| Field | Detail |
|---|---|
| Subject | Lotteva Wagner Davis |
| Type | Person |
| Era | Industrial |
| Location | Plainview · Texas |
| Date | 1919 CE |
| Style / Technique | American hand-poke (hokey-pokey) traditional, circus-carnival era |
| Connected to | Gus Wagner, The Globetrotting Tattooed Man, Maud Wagner, Don Ed Hardy |
Archive Note
Lotteva Wagner was born March 12, 1910, in Los Angeles, California, into the traveling tattoo trade. Her father was Augustus "Gus" Wagner, a merchant seaman who had learned hand-poking from practitioners in Java and the Marquesas Islands. Her mother was Maud Stevens Wagner, the aerialist and contortionist who met Gus at the 1904 Louisiana Purchase Exposition in St. Louis and became the first widely documented female professional tattooer in the United States. An older sister, Sarah Jane, born 1908 in Chase County, Kansas, died shortly after birth, so Lotteva grew up an only child on the circus and carnival roads of the American West.
In 1919, at nine years old, she began hand-poking tattoos under her father's supervision. That is the method she kept. Like both parents, she refused the electric tattoo machine that had become the trade standard after Samuel O'Reilly's 1891 patent. The hand-poking method binds a needle or needle cluster to a wooden holder, dips it in pigment, and presses it into the skin by hand. It is slow and demands precision. She also learned sign and banner painting in those years, lettering carnival panels with scrollwork and script, and worked briefly as a circus clown.

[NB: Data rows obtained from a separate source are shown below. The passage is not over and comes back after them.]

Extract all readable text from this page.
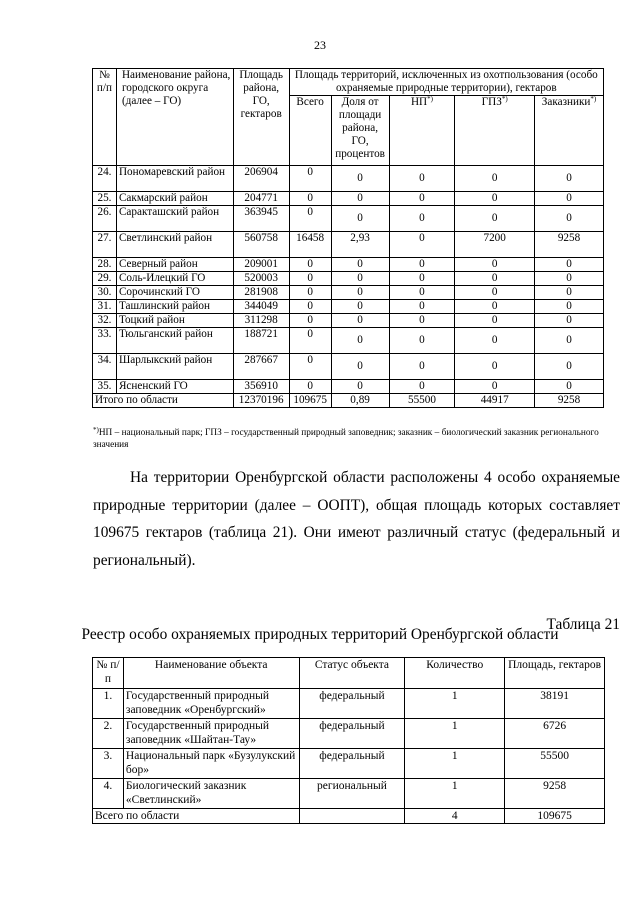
23
№ п/п	Наименование района, городского округа (далее – ГО)	Площадь района, ГО, гектаров	Площадь территорий, исключенных из охотпользования (особо охраняемые природные территории), гектаров				
			Всего	Доля от площади района, ГО, процентов	НП*)	ГПЗ*)	Заказники*)
24.	Пономаревский район	206904	0	0	0	0	0
25.	Сакмарский район	204771	0	0	0	0	0
26.	Саракташский район	363945	0	0	0	0	0
27.	Светлинский район	560758	16458	2,93	0	7200	9258
28.	Северный район	209001	0	0	0	0	0
29.	Соль-Илецкий ГО	520003	0	0	0	0	0
30.	Сорочинский ГО	281908	0	0	0	0	0
31.	Ташлинский район	344049	0	0	0	0	0
32.	Тоцкий район	311298	0	0	0	0	0
33.	Тюльганский район	188721	0	0	0	0	0
34.	Шарлыкский район	287667	0	0	0	0	0
35.	Ясненский ГО	356910	0	0	0	0	0
Итого по области		12370196	109675	0,89	55500	44917	9258
*)НП – национальный парк; ГПЗ – государственный природный заповедник; заказник – биологический заказник регионального значения

На территории Оренбургской области расположены 4 особо охраняемые природные территории (далее – ООПТ), общая площадь которых составляет 109675 гектаров (таблица 21). Они имеют различный статус (федеральный и региональный).

Таблица 21
Реестр особо охраняемых природных территорий Оренбургской области
№ п/п	Наименование объекта	Статус объекта	Количество	Площадь, гектаров
1.	Государственный природный заповедник «Оренбургский»	федеральный	1	38191
2.	Государственный природный заповедник «Шайтан-Тау»	федеральный	1	6726
3.	Национальный парк «Бузулукский бор»	федеральный	1	55500
4.	Биологический заказник «Светлинский»	региональный	1	9258
Всего по области			4	109675
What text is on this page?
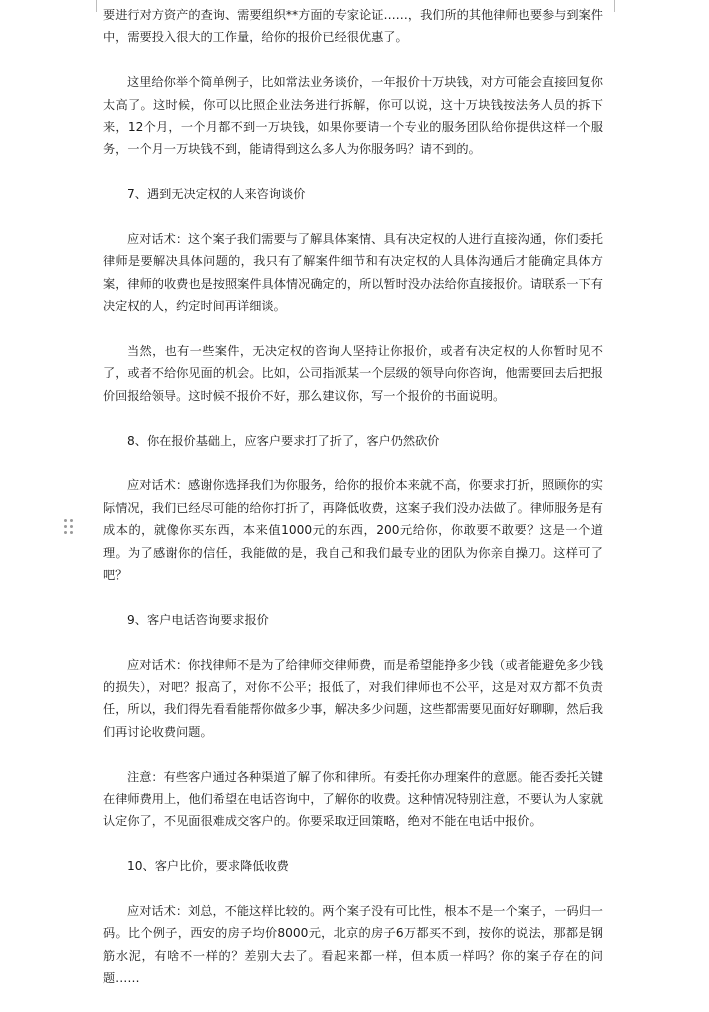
要进行对方资产的查询、需要组织**方面的专家论证……，我们所的其他律师也要参与到案件中，需要投入很大的工作量，给你的报价已经很优惠了。

这里给你举个简单例子，比如常法业务谈价，一年报价十万块钱，对方可能会直接回复你太高了。这时候，你可以比照企业法务进行拆解，你可以说，这十万块钱按法务人员的拆下来，12个月，一个月都不到一万块钱，如果你要请一个专业的服务团队给你提供这样一个服务，一个月一万块钱不到，能请得到这么多人为你服务吗？请不到的。

7、遇到无决定权的人来咨询谈价

应对话术：这个案子我们需要与了解具体案情、具有决定权的人进行直接沟通，你们委托律师是要解决具体问题的，我只有了解案件细节和有决定权的人具体沟通后才能确定具体方案，律师的收费也是按照案件具体情况确定的，所以暂时没办法给你直接报价。请联系一下有决定权的人，约定时间再详细谈。

当然，也有一些案件，无决定权的咨询人坚持让你报价，或者有决定权的人你暂时见不了，或者不给你见面的机会。比如，公司指派某一个层级的领导向你咨询，他需要回去后把报价回报给领导。这时候不报价不好，那么建议你，写一个报价的书面说明。

8、你在报价基础上，应客户要求打了折了，客户仍然砍价

应对话术：感谢你选择我们为你服务，给你的报价本来就不高，你要求打折，照顾你的实际情况，我们已经尽可能的给你打折了，再降低收费，这案子我们没办法做了。律师服务是有成本的，就像你买东西，本来值1000元的东西，200元给你，你敢要不敢要？这是一个道理。为了感谢你的信任，我能做的是，我自己和我们最专业的团队为你亲自操刀。这样可了吧？

9、客户电话咨询要求报价

应对话术：你找律师不是为了给律师交律师费，而是希望能挣多少钱（或者能避免多少钱的损失），对吧？报高了，对你不公平；报低了，对我们律师也不公平，这是对双方都不负责任，所以，我们得先看看能帮你做多少事，解决多少问题，这些都需要见面好好聊聊，然后我们再讨论收费问题。

注意：有些客户通过各种渠道了解了你和律所。有委托你办理案件的意愿。能否委托关键在律师费用上，他们希望在电话咨询中，了解你的收费。这种情况特别注意，不要认为人家就认定你了，不见面很难成交客户的。你要采取迂回策略，绝对不能在电话中报价。

10、客户比价，要求降低收费

应对话术：刘总，不能这样比较的。两个案子没有可比性，根本不是一个案子，一码归一码。比个例子，西安的房子均价8000元，北京的房子6万都买不到，按你的说法，那都是钢筋水泥，有啥不一样的？差别大去了。看起来都一样，但本质一样吗？你的案子存在的问题……
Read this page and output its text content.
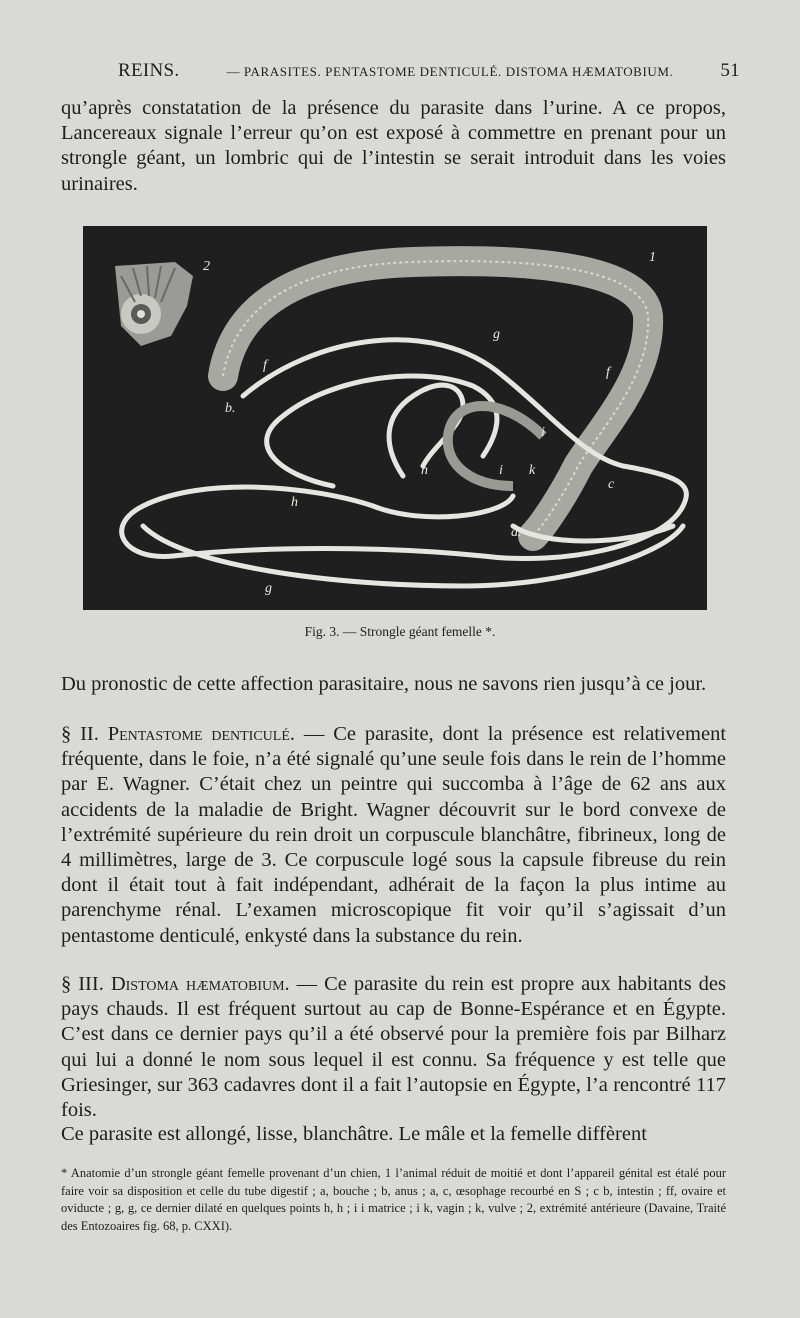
REINS.	— PARASITES. PENTASTOME DENTICULÉ. DISTOMA HÆMATOBIUM. 51
qu’après constatation de la présence du parasite dans l’urine. A ce propos, Lancereaux signale l’erreur qu’on est exposé à commettre en prenant pour un strongle géant, un lombric qui de l’intestin se serait introduit dans les voies urinaires.
1
2
a.
b.
c
f	f
g
g
h
h
i
i k
Fig. 3. — Strongle géant femelle *.
Du pronostic de cette affection parasitaire, nous ne savons rien jusqu’à ce jour.
§ II. Pentastome denticulé. — Ce parasite, dont la présence est relativement fréquente, dans le foie, n’a été signalé qu’une seule fois dans le rein de l’homme par E. Wagner. C’était chez un peintre qui succomba à l’âge de 62 ans aux accidents de la maladie de Bright. Wagner découvrit sur le bord convexe de l’extrémité supérieure du rein droit un corpuscule blanchâtre, fibrineux, long de 4 millimètres, large de 3. Ce corpuscule logé sous la capsule fibreuse du rein dont il était tout à fait indépendant, adhérait de la façon la plus intime au parenchyme rénal. L’examen microscopique fit voir qu’il s’agissait d’un pentastome denticulé, enkysté dans la substance du rein.
§ III. Distoma hæmatobium. — Ce parasite du rein est propre aux habitants des pays chauds. Il est fréquent surtout au cap de Bonne-Espérance et en Égypte. C’est dans ce dernier pays qu’il a été observé pour la première fois par Bilharz qui lui a donné le nom sous lequel il est connu. Sa fréquence y est telle que Griesinger, sur 363 cadavres dont il a fait l’autopsie en Égypte, l’a rencontré 117 fois.
Ce parasite est allongé, lisse, blanchâtre. Le mâle et la femelle diffèrent
* Anatomie d’un strongle géant femelle provenant d’un chien, 1 l’animal réduit de moitié et dont l’appareil génital est étalé pour faire voir sa disposition et celle du tube digestif ; a, bouche ; b, anus ; a, c, œsophage recourbé en S ; c b, intestin ; ff, ovaire et oviducte ; g, g, ce dernier dilaté en quelques points h, h ; i i matrice ; i k, vagin ; k, vulve ; 2, extrémité antérieure (Davaine, Traité des Entozoaires fig. 68, p. CXXI).
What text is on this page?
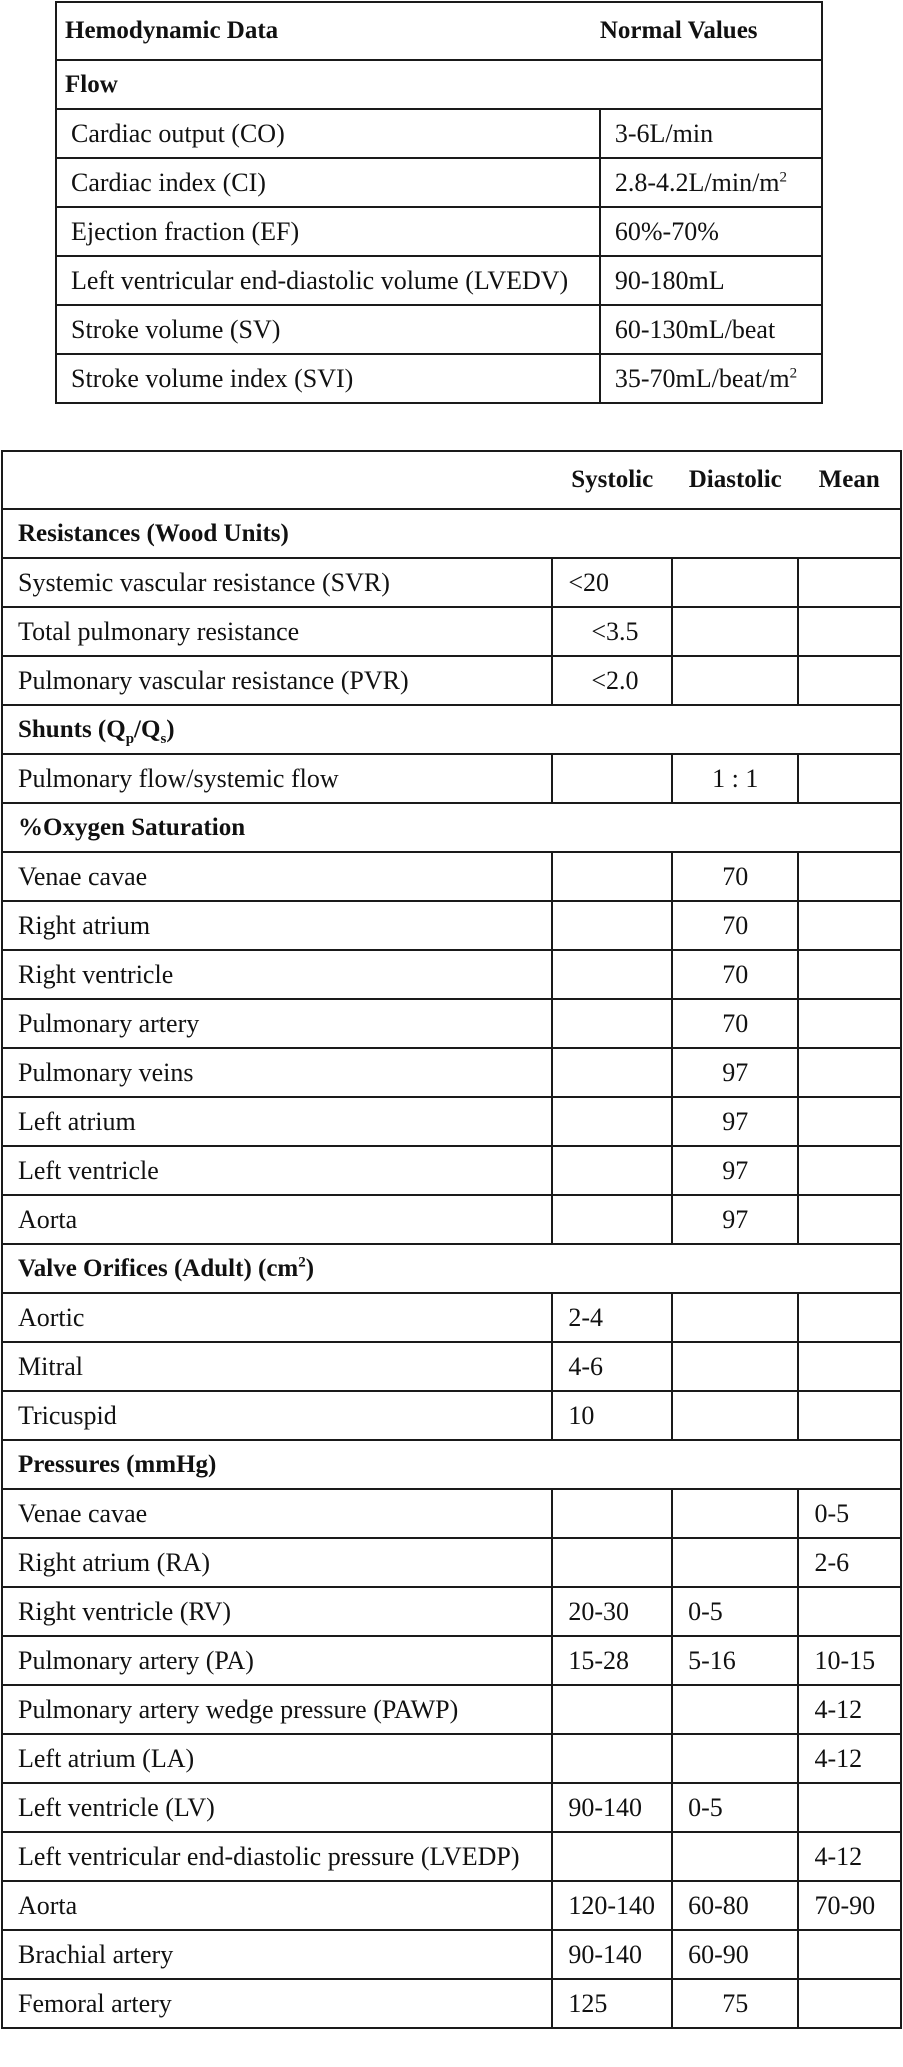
Hemodynamic Data	Normal Values
Flow	
Cardiac output (CO)	3-6L/min
Cardiac index (CI)	$2.8-4.2L/\min/m^2$
Ejection fraction (EF)	60%-70%
Left ventricular end-diastolic volume (LVEDV)	90-180mL
Stroke volume (SV)	60-130mL/beat
Stroke volume index (SVI)	$35-70mL/beat/m^2$
	Systolic	Diastolic	Mean
Resistances (Wood Units)			
Systemic vascular resistance (SVR)	<20		
Total pulmonary resistance	<3.5		
Pulmonary vascular resistance (PVR)	<2.0		
Shunts $(Q_p/Q_s)$			
Pulmonary flow/systemic flow		1 : 1	
%Oxygen Saturation			
Venae cavae		70	
Right atrium		70	
Right ventricle		70	
Pulmonary artery		70	
Pulmonary veins		97	
Left atrium		97	
Left ventricle		97	
Aorta		97	
Valve Orifices (Adult) $(cm^2)$			
Aortic	2-4		
Mitral	4-6		
Tricuspid	10		
Pressures (mmHg)			
Venae cavae			0-5
Right atrium (RA)			2-6
Right ventricle (RV)	20-30	0-5	
Pulmonary artery (PA)	15-28	5-16	10-15
Pulmonary artery wedge pressure (PAWP)			4-12
Left atrium (LA)			4-12
Left ventricle (LV)	90-140	0-5	
Left ventricular end-diastolic pressure (LVEDP)			4-12
Aorta	120-140	60-80	70-90
Brachial artery	90-140	60-90	
Femoral artery	125	75	
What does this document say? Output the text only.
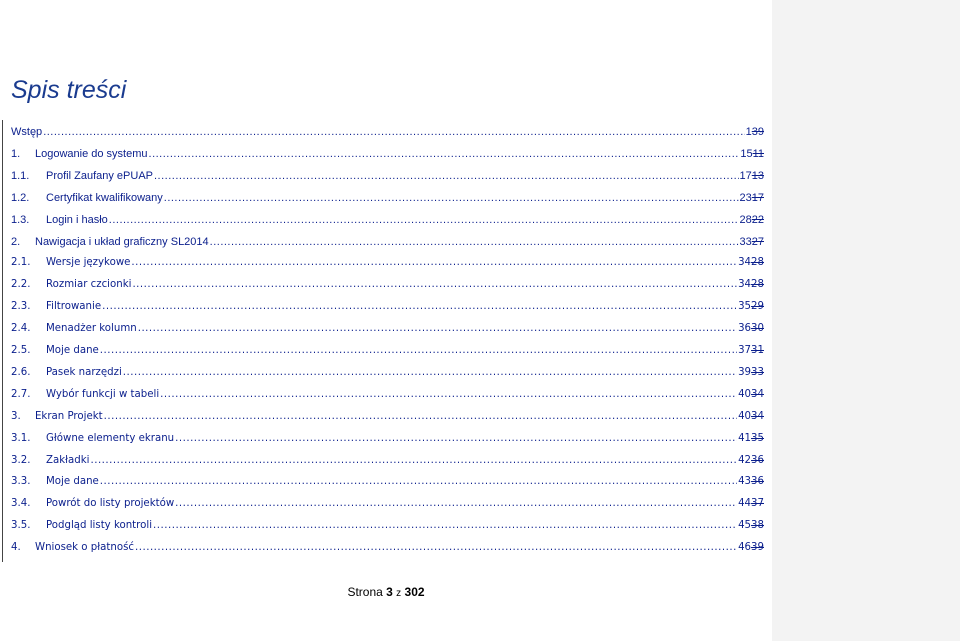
Spis treści
Wstęp .....	139
1.	Logowanie do systemu .....	1511
1.1.	Profil Zaufany ePUAP .....	1713
1.2.	Certyfikat kwalifikowany .....	2317
1.3.	Login i hasło .....	2822
2.	Nawigacja i układ graficzny SL2014 .....	3327
2.1.	Wersje językowe .....	3428
2.2.	Rozmiar czcionki .....	3428
2.3.	Filtrowanie .....	3529
2.4.	Menadżer kolumn .....	3630
2.5.	Moje dane .....	3731
2.6.	Pasek narzędzi .....	3933
2.7.	Wybór funkcji w tabeli .....	4034
3.	Ekran Projekt .....	4034
3.1.	Główne elementy ekranu .....	4135
3.2.	Zakładki .....	4236
3.3.	Moje dane .....	4336
3.4.	Powrót do listy projektów .....	4437
3.5.	Podgląd listy kontroli .....	4538
4.	Wniosek o płatność .....	4639
Strona 3 z 302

The strangest fact of her life is that she carried no tattoos at all. In a trade where circus tattooers were expected to wear heavy work as advertisement, Lotteva had completely bare skin. By the account in Alan Govenar's biography, the restriction started with her mother. Maud, herself heavily tattooed, forbade Gus from marking their daughter during childhood. Maud relented after Gus died in 1941, but by then Lotteva had made her own vow. If her father could not tattoo her, no one would. She held to it until she died.
Gus died in 1941, and on May 21 that same year Lotteva married Russell Eugene "Tarzan" Davis in El Dorado, Butler County, Kansas. Davis was an amusement ride operator and sign painter, and the two combined their trades. From 1941 to 1980 they traveled Kansas, Oklahoma, and Texas, running carnival rides, painting commercial signs, and restoring antique wooden carousel horses. The 1940 census had already listed Lotteva living with her mother Maud in Homestead Township, Chase County, Kansas, working as a painter and artist.
In 1983 she performed her last tattoo. The recipient was Don Ed Hardy, the artist who did more than anyone to bring Japanese aesthetics into American tattooing. The design was a traditional rose, applied with her hand-poking tools. The moment reads as a handoff, from the early twentieth-century carnival hand-poke line of the Wagners to the academic, global style Hardy was building. That single thread, Gus to Maud to Lotteva to Hardy, is one of the longest unbroken non-machine American tattooing lines of the century.
The couple settled permanently in Plainview, Hale County, Texas, where Lotteva turned to oil painting of Western scenes and carousel restoration. In 1989 the National Tattoo Association honored her for her life's work at its annual convention. She died December 29, 1993, in Plainview, and was buried in Plainview Cemetery. A note on the record: several web sources and genealogy forums name her as the daughter of the Bowery machine pioneer Charlie Wagner, and some report her death in 1983. Census records from 1920, 1930, and 1940 and Texas death records correct both. The shared surname is a coincidence, and she outlived the rose tattoo by a decade. Schiffer Publishing released Govenar's biography of her in September 2025, the third volume in his series Last of the Hand Tattoo Artists.